Demokrasilerde her seçim önemlidir. Zira her seçim, ülkenin yönetim kadrolarını belirler ve geleceğini şekillendirir. Ancak bazı seçimler, hem içinde bulunulan şartlar hem de gündeme taşıdığı konular nedeniyle daha fazla önem taşır. Çünkü bu tür seçimlerin sonuçları, ülkenin bütün siyasi dengelerini değiştirme potansiyeline sahiptir.
Türkiye 7 Haziran’da böyle bir genel seçim yapacak. Tartışma masasında yeni anayasanın yapılması, yönetim sisteminin değişmesi ve çözüm sürecinin akıbeti gibi son derece önemli meseleler var. Seçim gecesi ortaya çıkacak olan siyasi tablo, bu meselelerde ne şekilde yol alınacağını gösterecek. Dolayısıyla 7 Haziran seçiminin hayati bir değeri haiz olduğu söylenebilir.
Bugün Halkların Demokrasi Partisi’nde (HDP) temsil edilen siyasi gelenek, 2007 ve 2011’de yüzde 10’luk baraj nedeniyle seçimlere bağımsız adaylarla girmişti. 2015 genel seçiminde ise HDP parti kimliğiyle yarışma kararı aldı. Bu kararla birlikte kamuoyunun ilgisi HDP’ye odaklandı. İnsanlar en çok HDP’nin nasıl bir performans göstereceğini ve yüzde 10 barajını aşıp aşamayacağını merak ediyor. Bu normal; çünkü HDP’nin parlamentoda yer alıp almamasına bağlı olarak politik hesaplar gözden geçirilecek, siyasi pozisyonlar belirlenecek, senaryolar yeniden yazılacak.

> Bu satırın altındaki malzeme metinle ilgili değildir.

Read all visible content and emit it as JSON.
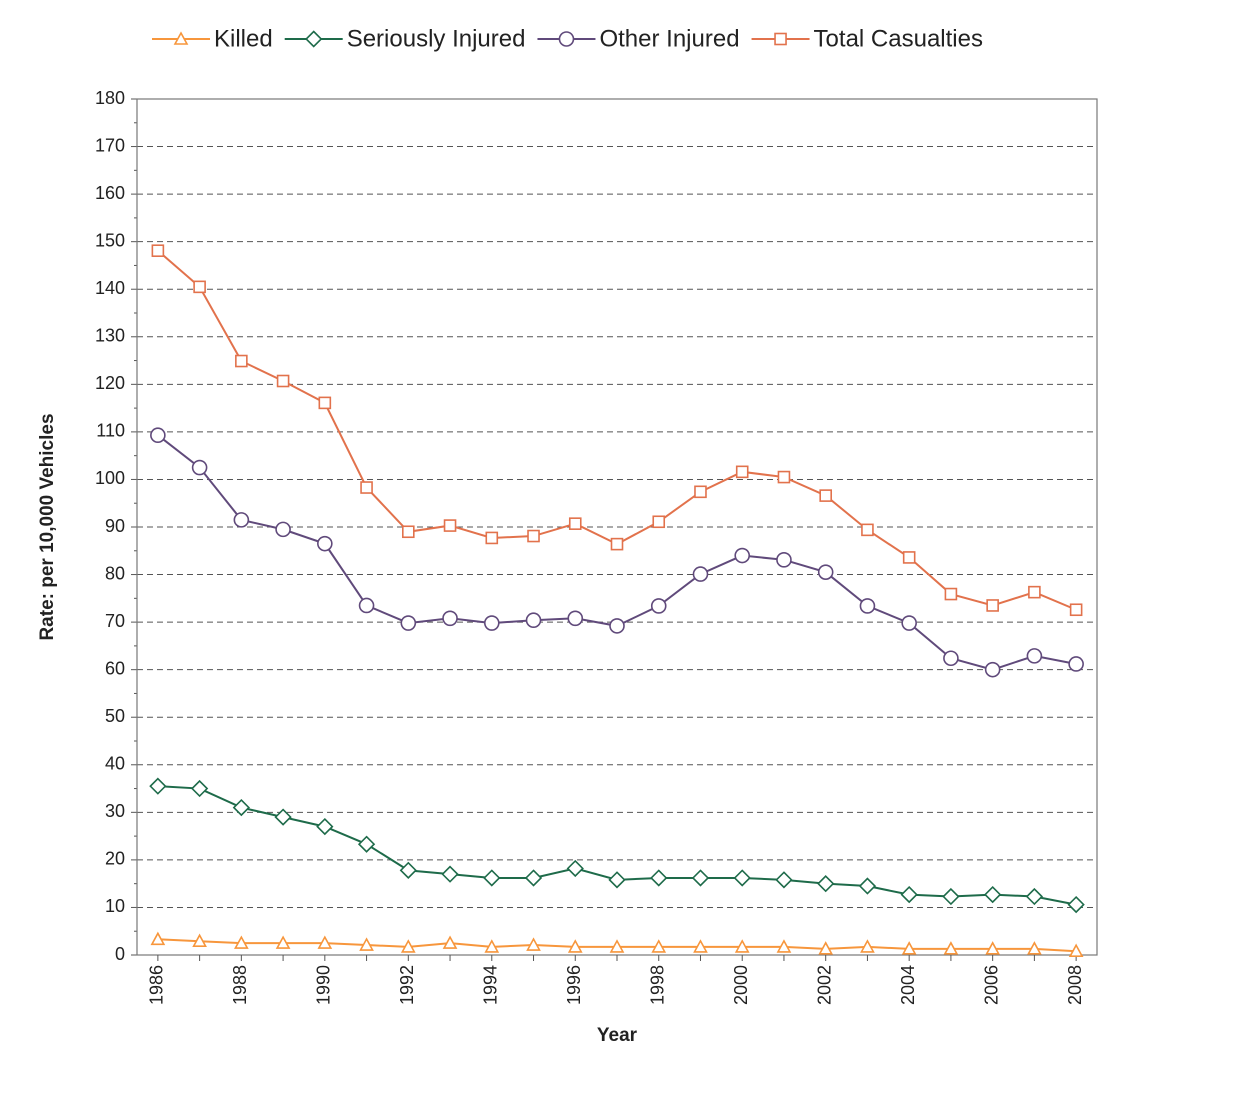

HDP barajı aşmak için önemli hamleler yaptı. Söylemini değiştirdi, hizmeti öngören bir beyanname hazırladı ve merkeze yöneldi. Kemikleşmiş etnik siyaseti aşmaya çalıştı, geleneksel olarak kendisine destek verenlerin dışındaki kesimlerin oylarına talip oldu. “Kürt partisi” kimliğinden sıyrılıp “Türkiyeli olma”, “sol bir parti olma” hedefini önüne koydu.
Seçmenin HDP’deki bu değişikliğe kısa vadede nasıl bir tepki vereceği ve HDP’nin barajı aşıp aşmayacağı 7 Haziran gecesi belli olacak. HDP’nin önünde uzun ve zorlu bir yol var. Eğer HDP barajı geçerse bu yolda çok büyük bir aşama kaydetmiş olacak. Ama eğer baraj altında kalırsa, bu takdirde HDP’nin toplumu Türkiyelileştiğine ikna etmesi ve merkeze yerleşebilmesi için çok daha fazla çaba sarf etmesi gerekecek.